🤖 AI Summary
This study addresses the limitations of existing trajectory prediction datasets—often constrained by sensor centralization, narrow geographic coverage, or reliance on synthetic data—which hinder accurate modeling of real-world V2X communication dynamics. Leveraging the Modena Advanced Smart Area (MASA) in Italy, this work presents the first large-scale dataset derived from over 40 million Cooperative Awareness Messages (CAMs) and 2 million Decentralized Environmental Notification Messages (DENMs), collected over an extended period. Through preprocessing techniques including pseudonym linkage and temporal normalization to 10 Hz, the authors reconstruct high spatiotemporal resolution vehicle trajectories, effectively mitigating pseudonym switching induced by ETSI privacy mechanisms. Spanning more than 14,000 km of road network and encompassing tens of thousands of unique station IDs, the resulting dataset provides a statistically significant, real-world empirical foundation for research in trajectory prediction, cooperative intelligent transportation systems (C-ITS), and digital twin applications.
📝 Abstract
Trajectory prediction is a key enabler of autonomous and cooperative driving systems. However, most existing benchmarks are either sensor-centric, geographically constrained, or based on synthetic mobility traces that do not capture real-world V2X communication dynamics. This paper introduces CAMASA, a large-scale infrastructure-based dataset derived from Cooperative Awareness Messages (CAMs) and Decentralized Environmental Notification Messages (DENMs) collected within the Modena Automotive Smart Area (MASA). The dataset comprises more than 40 million CAMs and 2 million DENMs recorded under authentic urban traffic conditions over multiple months.

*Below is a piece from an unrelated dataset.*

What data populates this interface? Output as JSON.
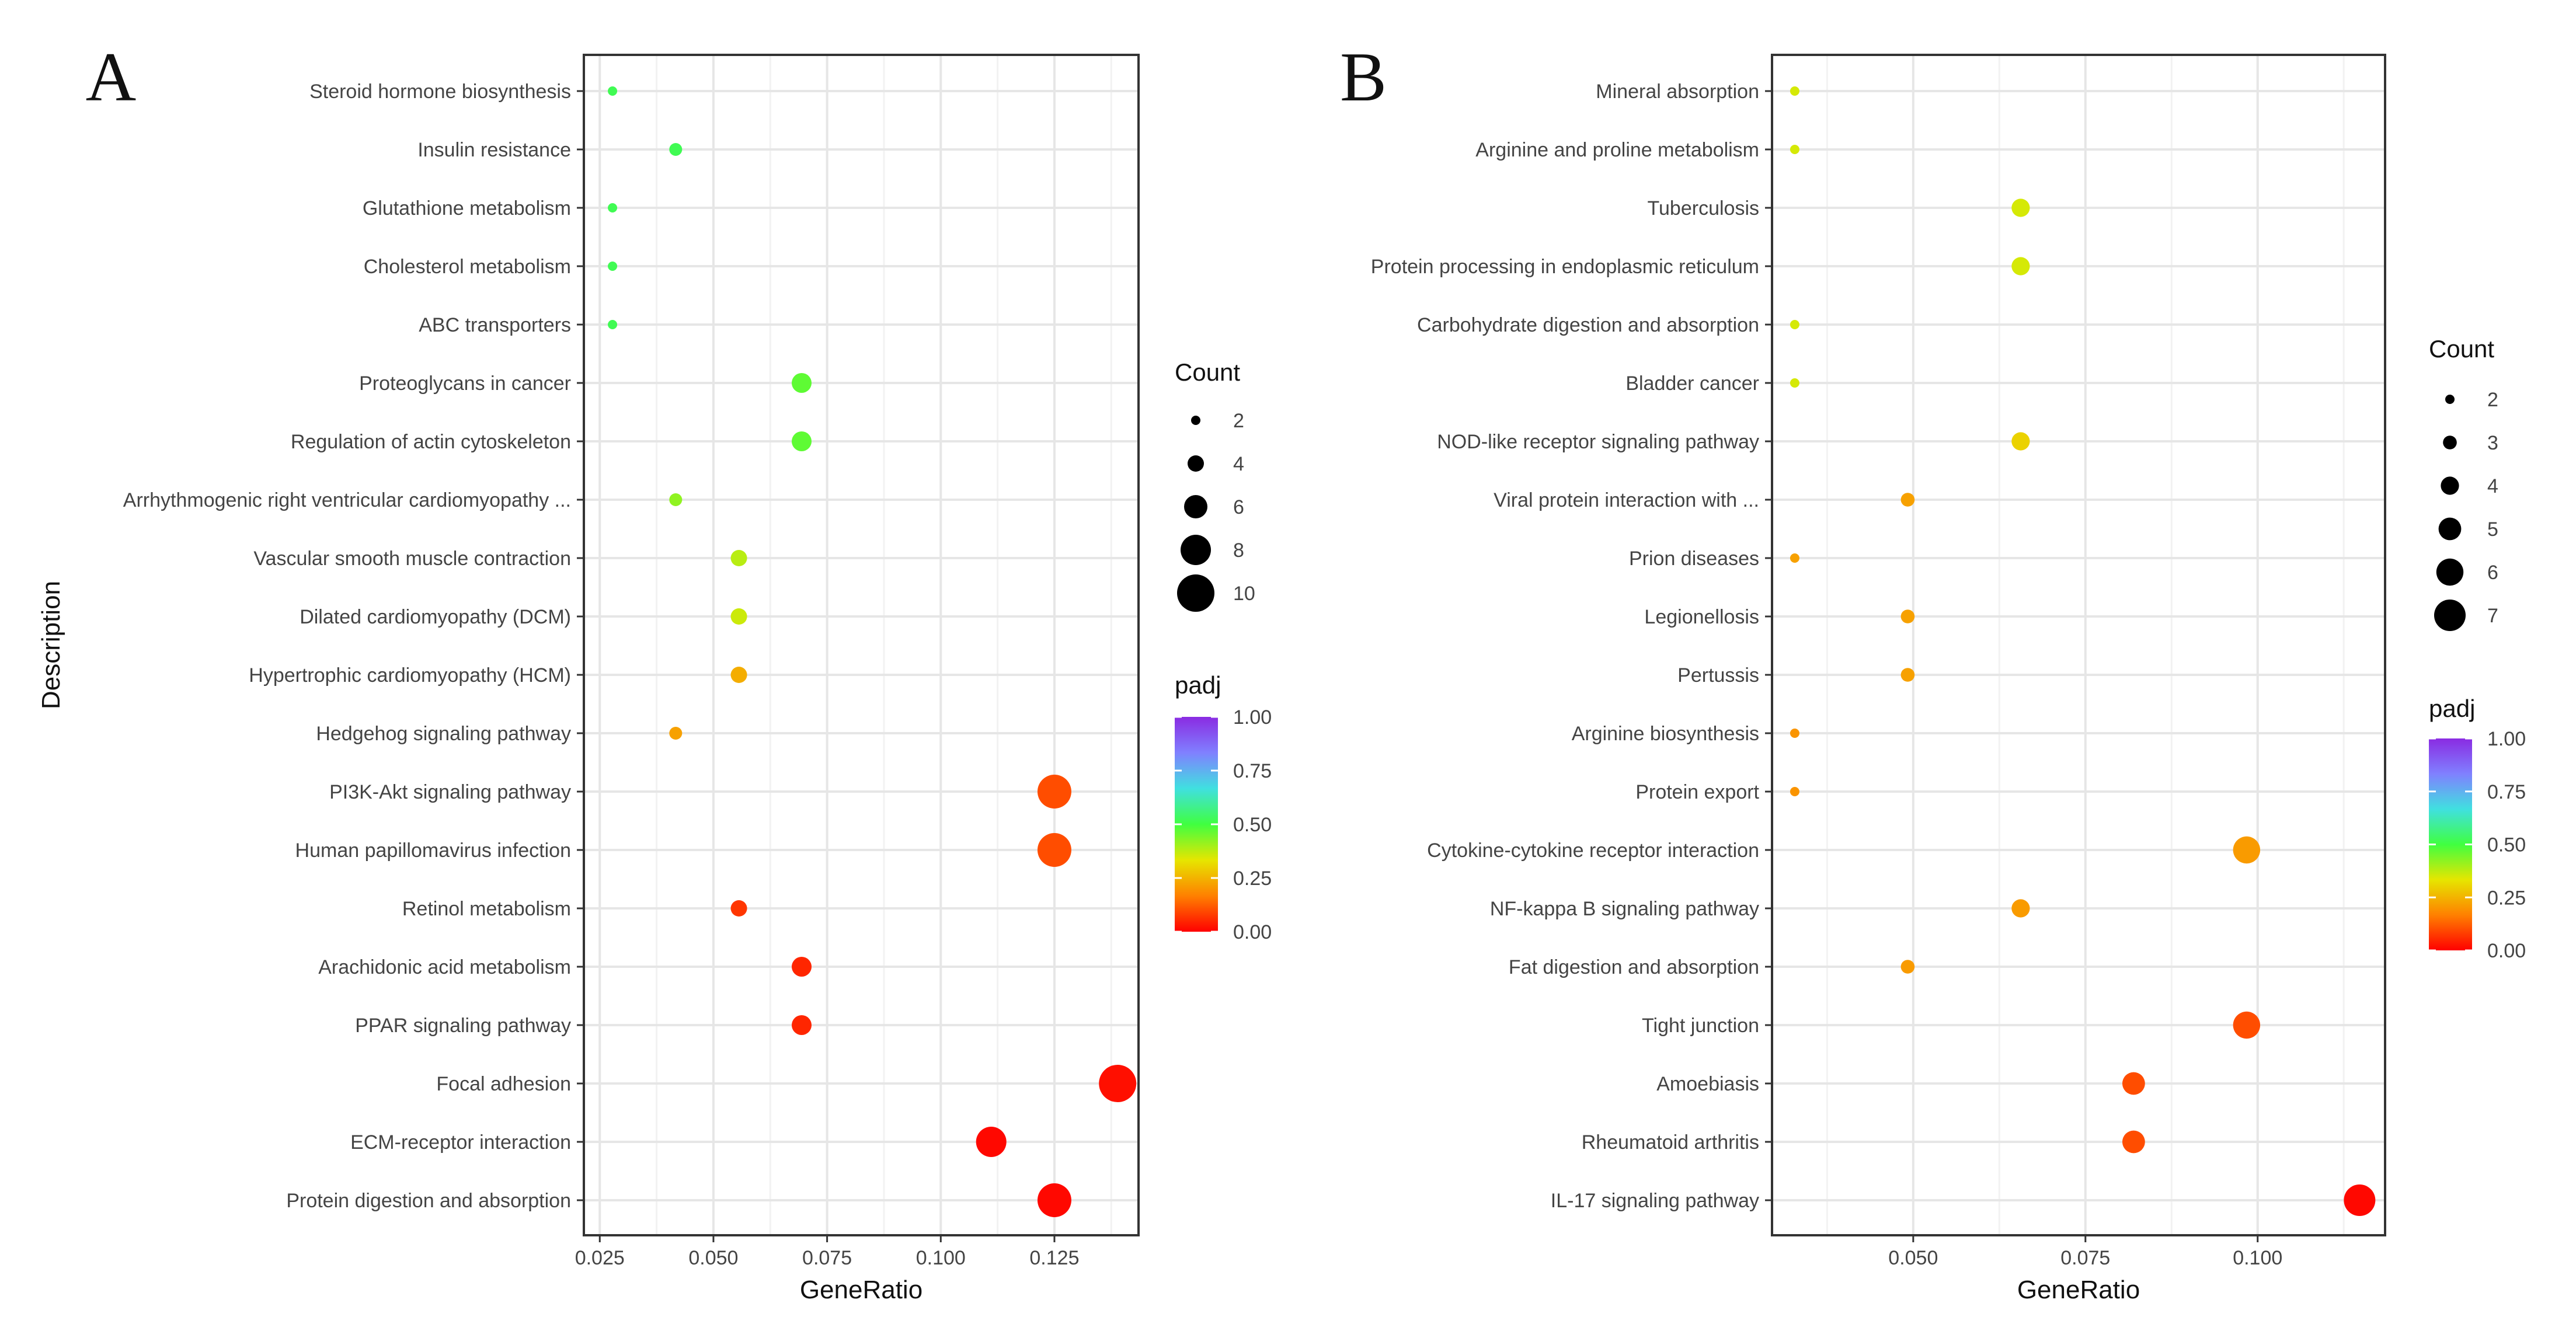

We present a rigorous preprocessing pipeline that includes filtering, pseudonym reconciliation to account for ETSI privacy-driven stationID changes, and temporal normalization to 10 Hz trajectories, suitable for motion forecasting and time-series analysis. With over 14,000 km of reconstructed vehicle paths and tens of thousands of unique station IDs, CAMASA provides a statistically significant empirical foundation for research on Cooperative Intelligent Transportation Systems (C-ITS). Beyond trajectory prediction, the dataset enables calibration of microscopic urban traffic simulators (e.g., SUMO) and supports the development of realistic Intelligent Transportation Systems (ITS) Digital Twins by jointly modeling mobility patterns and V2X communication coverage in real deployments.